Amongst gemstones, tourmaline is available in the widest variety of colors. The Egyptians even told a tale that tourmaline passed over a rainbow on its journey to earth and called it the gemstone of the rainbow.
There are even varieties of color in pink tourmaline itself. One of the most popular varieties is called “watermelon tourmaline.” Watermelon tourmaline is green on the outside, giving way to a slight white rind, and then a brilliant pink or red interior. When October’s birthstone displays three colors, as it does with watermelon tourmaline, it’s known as multicolored tourmaline. If it displays only two colors, then it’s known as bicolored tourmaline.
Because tourmaline gemstones come in every color under the sun, special names have been invented to distinguish them. For example, blue tourmaline is known as indigolite and green tourmaline is known as verdelite, so when shopping for your October Birthstone, keep in mind that pink tourmaline also has another name: rubellite. (For jewelers and gemstone enthusiasts, a true rubellite is a variety that does not change colors depending on the light source or viewing angle, but pink tourmaline might be sold as rubellite anyway.)
Tourmaline is the official mineral of Maine. It’s quarried there and in a variety of other locations all around the world, so October’s birthstone is available in almost all price ranges. It can even be irradiated to give it a more intense color.
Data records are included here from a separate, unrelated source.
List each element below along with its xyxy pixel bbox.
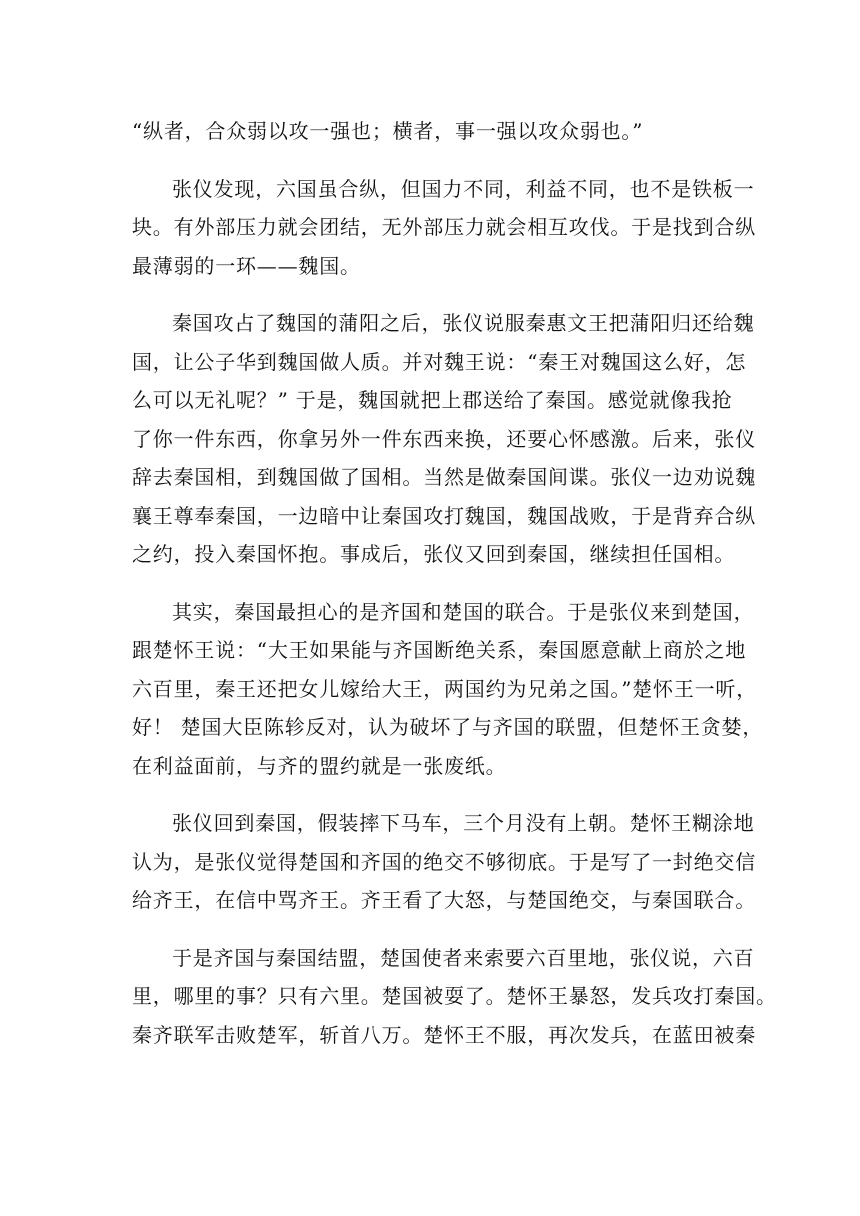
paragraph-line: 之约，投入秦国怀抱。事成后，张仪又回到秦国，继续担任国相。 [132,542,736,566]
paragraph-2 [132,170,756,286]
paragraph-line: 张仪回到秦国，假装摔下马车，三个月没有上朝。楚怀王糊涂地 [172,811,755,835]
paragraph-gap [132,785,732,804]
paragraph-line: 最薄弱的一环——魏国。 [132,253,361,278]
paragraph-line: 于是齐国与秦国结盟，楚国使者来索要六百里地，张仪说，六百 [172,945,755,970]
paragraph-gap [132,285,732,304]
paragraph-line: 认为，是张仪觉得楚国和齐国的绝交不够彻底。于是写了一封绝交信 [132,849,756,874]
paragraph-gap [132,574,732,593]
paragraph-5 [132,804,756,920]
paragraph-line: 秦齐联军击败楚军，斩首八万。楚怀王不服，再次发兵，在蓝田被秦 [132,1022,756,1047]
paragraph-line: 在利益面前，与齐的盟约就是一张废纸。 [132,753,507,778]
paragraph-gap [132,920,732,939]
paragraph-line: 襄王尊奉秦国，一边暗中让秦国攻打魏国，魏国战败，于是背弃合纵 [132,503,756,528]
paragraph-1 [132,112,732,151]
paragraph-line: 其实，秦国最担心的是齐国和楚国的联合。于是张仪来到楚国， [172,599,755,624]
paragraph-line: 好！ 楚国大臣陈轸反对，认为破坏了与齐国的联盟，但楚怀王贪婪， [132,715,764,739]
paragraph-line: 张仪发现，六国虽合纵，但国力不同，利益不同，也不是铁板一 [172,176,755,201]
paragraph-line: 六百里，秦王还把女儿嫁给大王，两国约为兄弟之国。”楚怀王一听， [132,676,758,701]
paragraph-line: 辞去秦国相，到魏国做了国相。当然是做秦国间谍。张仪一边劝说魏 [132,465,756,489]
paragraph-line: “纵者，合众弱以攻一强也；横者，事一强以攻众弱也。” [132,119,644,143]
paragraph-line: 里，哪里的事？只有六里。楚国被耍了。楚怀王暴怒，发兵攻打秦国。 [132,984,777,1008]
paragraph-line: 么可以无礼呢？” 于是，魏国就把上郡送给了秦国。感觉就像我抢 [132,388,733,412]
paragraph-3 [132,304,756,574]
paragraph-line: 了你一件东西，你拿另外一件东西来换，还要心怀感激。后来，张仪 [132,426,756,451]
document-body [132,112,777,1054]
paragraph-line: 国，让公子华到魏国做人质。并对魏王说：“秦王对魏国这么好，怎 [132,349,747,374]
paragraph-line: 秦国攻占了魏国的蒲阳之后，张仪说服秦惠文王把蒲阳归还给魏 [172,311,755,335]
paragraph-line: 给齐王，在信中骂齐王。齐王看了大怒，与楚国绝交，与秦国联合。 [132,888,756,912]
paragraph-line: 跟楚怀王说：“大王如果能与齐国断绝关系，秦国愿意献上商於之地 [132,638,747,662]
paragraph-6 [132,939,777,1055]
paragraph-gap [132,151,732,170]
paragraph-4 [132,593,764,786]
paragraph-line: 块。有外部压力就会团结，无外部压力就会相互攻伐。于是找到合纵 [132,215,756,239]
Tourmaline ranges between 7-7.5 on the Mohs hardness scale; that makes it ideal for birthstone jewelry, which must both be durable and wear well. (October’s other birthstone, opal, is not as hard as tourmaline, and can become brittle and break easily. Also, whereas pink tourmaline can be faceted for more traditional jewelry settings, opals are best polished and smooth.)
Remember too that if transparent rubellite or multicolored watermelon tourmaline is not your style, you can even find October’s birthstone in a cat’s eye pattern. And if that’s not perfect for the month that celebrates Halloween, what is?